Guest-Facing Technology and Service-process Automation, a recent Cornell research study, finds that, although about 20 per cent of restaurant guests resist guest-facing technology, introduction of “cashless payments are inevitable industry wide.” The researchers note that while “tipping levels have decreased from 19 per cent to 18.5 per cent” with cashless service, overall revenues are up.

Kitchen display systems

“The topic du jour is AI and how you leverage it,” says Lightspeed’s Peter Dougherty. “What if your KDS knows, using AI, that take 3.5 minutes to cook the salmon?” The KDS can advise when to start the fish; soon it will be able to track and predict allergens, populate a menu into multiple languages or even generate an image of a dish without taking
a photo.

Vergidis says we’re reaching the point where a guest can place an order digitally and a robot cook will fulfill it. “And it will take just three minutes,” he says. “It will always take three minutes, because each robot has six fryers. You can have your very own food cooked just for you like your mother used to do: that is the holy grail of the restaurant industry. I think restaurants will run with fewer people, and I think people will make more money.”

Leveraging data

As digital systems connect, restaurants can fine-tune staffing and cost control like never before. With its new Lightspeed Insights module, “we’re using very smart technology to match the items on your menu with dining habits of guests,” Dougherty says.

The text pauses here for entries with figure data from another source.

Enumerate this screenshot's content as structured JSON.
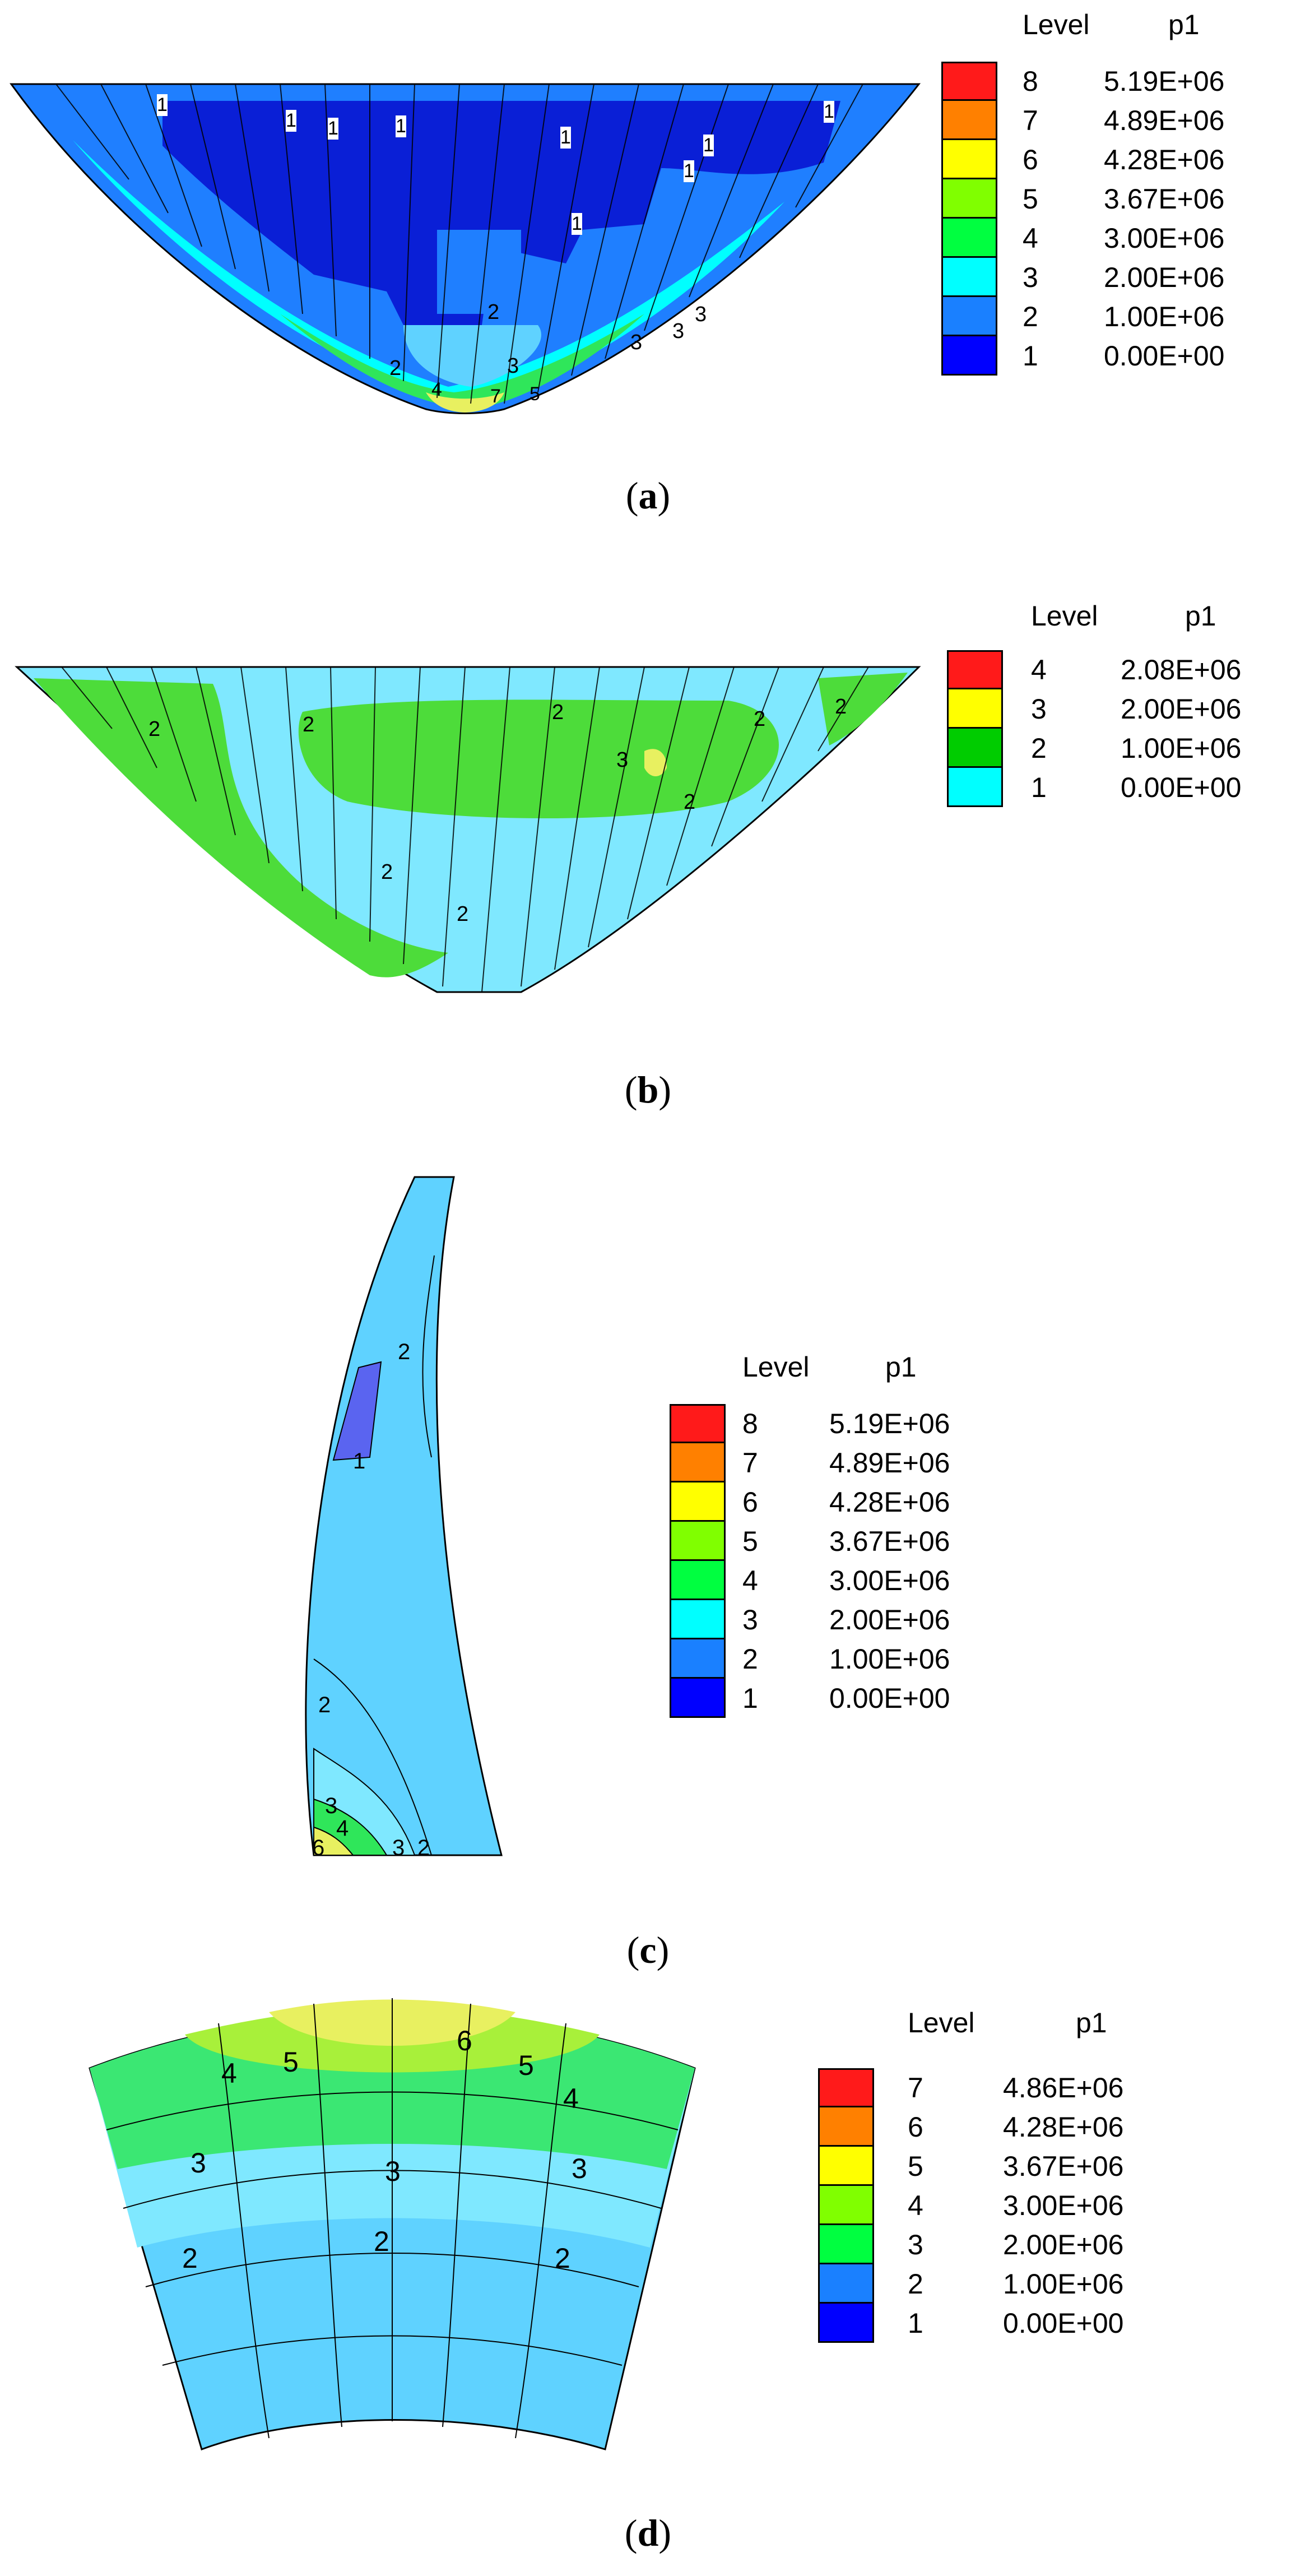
{
  "panels": [
    {
      "id": "a",
      "caption_open": "(",
      "caption_letter": "a",
      "caption_close": ")",
      "legend": {
        "level_header": "Level",
        "var_header": "p1",
        "levels": [
          {
            "level": "8",
            "value": "5.19E+06",
            "color": "#ff1a1a"
          },
          {
            "level": "7",
            "value": "4.89E+06",
            "color": "#ff8000"
          },
          {
            "level": "6",
            "value": "4.28E+06",
            "color": "#ffff00"
          },
          {
            "level": "5",
            "value": "3.67E+06",
            "color": "#80ff00"
          },
          {
            "level": "4",
            "value": "3.00E+06",
            "color": "#00ff40"
          },
          {
            "level": "3",
            "value": "2.00E+06",
            "color": "#00ffff"
          },
          {
            "level": "2",
            "value": "1.00E+06",
            "color": "#1a80ff"
          },
          {
            "level": "1",
            "value": "0.00E+00",
            "color": "#0000ff"
          }
        ]
      },
      "contour_labels": [
        "1",
        "1",
        "1",
        "1",
        "1",
        "1",
        "1",
        "1",
        "1",
        "1",
        "1",
        "2",
        "2",
        "3",
        "3",
        "3",
        "3",
        "4",
        "7",
        "5"
      ]
    },
    {
      "id": "b",
      "caption_open": "(",
      "caption_letter": "b",
      "caption_close": ")",
      "legend": {
        "level_header": "Level",
        "var_header": "p1",
        "levels": [
          {
            "level": "4",
            "value": "2.08E+06",
            "color": "#ff1a1a"
          },
          {
            "level": "3",
            "value": "2.00E+06",
            "color": "#ffff00"
          },
          {
            "level": "2",
            "value": "1.00E+06",
            "color": "#00cc00"
          },
          {
            "level": "1",
            "value": "0.00E+00",
            "color": "#00ffff"
          }
        ]
      },
      "contour_labels": [
        "2",
        "2",
        "2",
        "3",
        "2",
        "2",
        "2",
        "2",
        "2"
      ]
    },
    {
      "id": "c",
      "caption_open": "(",
      "caption_letter": "c",
      "caption_close": ")",
      "legend": {
        "level_header": "Level",
        "var_header": "p1",
        "levels": [
          {
            "level": "8",
            "value": "5.19E+06",
            "color": "#ff1a1a"
          },
          {
            "level": "7",
            "value": "4.89E+06",
            "color": "#ff8000"
          },
          {
            "level": "6",
            "value": "4.28E+06",
            "color": "#ffff00"
          },
          {
            "level": "5",
            "value": "3.67E+06",
            "color": "#80ff00"
          },
          {
            "level": "4",
            "value": "3.00E+06",
            "color": "#00ff40"
          },
          {
            "level": "3",
            "value": "2.00E+06",
            "color": "#00ffff"
          },
          {
            "level": "2",
            "value": "1.00E+06",
            "color": "#1a80ff"
          },
          {
            "level": "1",
            "value": "0.00E+00",
            "color": "#0000ff"
          }
        ]
      },
      "contour_labels": [
        "2",
        "1",
        "2",
        "3",
        "4",
        "6",
        "3",
        "2"
      ]
    },
    {
      "id": "d",
      "caption_open": "(",
      "caption_letter": "d",
      "caption_close": ")",
      "legend": {
        "level_header": "Level",
        "var_header": "p1",
        "levels": [
          {
            "level": "7",
            "value": "4.86E+06",
            "color": "#ff1a1a"
          },
          {
            "level": "6",
            "value": "4.28E+06",
            "color": "#ff8000"
          },
          {
            "level": "5",
            "value": "3.67E+06",
            "color": "#ffff00"
          },
          {
            "level": "4",
            "value": "3.00E+06",
            "color": "#80ff00"
          },
          {
            "level": "3",
            "value": "2.00E+06",
            "color": "#00ff40"
          },
          {
            "level": "2",
            "value": "1.00E+06",
            "color": "#1a80ff"
          },
          {
            "level": "1",
            "value": "0.00E+00",
            "color": "#0000ff"
          }
        ]
      },
      "contour_labels": [
        "6",
        "5",
        "4",
        "5",
        "4",
        "3",
        "3",
        "3",
        "2",
        "2",
        "2"
      ]
    }
  ],
  "colors": {
    "deep_blue": "#0a1fd6",
    "mid_blue": "#1f7fff",
    "cyan": "#5fd2ff",
    "light_cyan": "#7fe8ff",
    "green": "#4ddc3a",
    "bright_green": "#2fe65a",
    "yellow_green": "#a8f03a",
    "yellow": "#e8f060",
    "purple": "#5a64f0",
    "outline": "#000000"
  }
}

Insights can identify how likely a menu item is to bring guests back to the restaurant and alert operators when a dish should be promoted or dropped. “We know that restaurants using the Lightspeed Insights module are growing their business 50-per-cent faster,” he says.

Now, restaurants are working with multiple providers, but some foodservice companies are building proprietary software to tie everything together, while Dougherty sees some providers pulling ahead of the pack — such as management and sales app Tenzo or Toast POS — because they focus on connectivity between functions. 

“People are beginning to realize that data is everything in business,” he says. “People who have clean data will be winning, because they can connect it to AI.”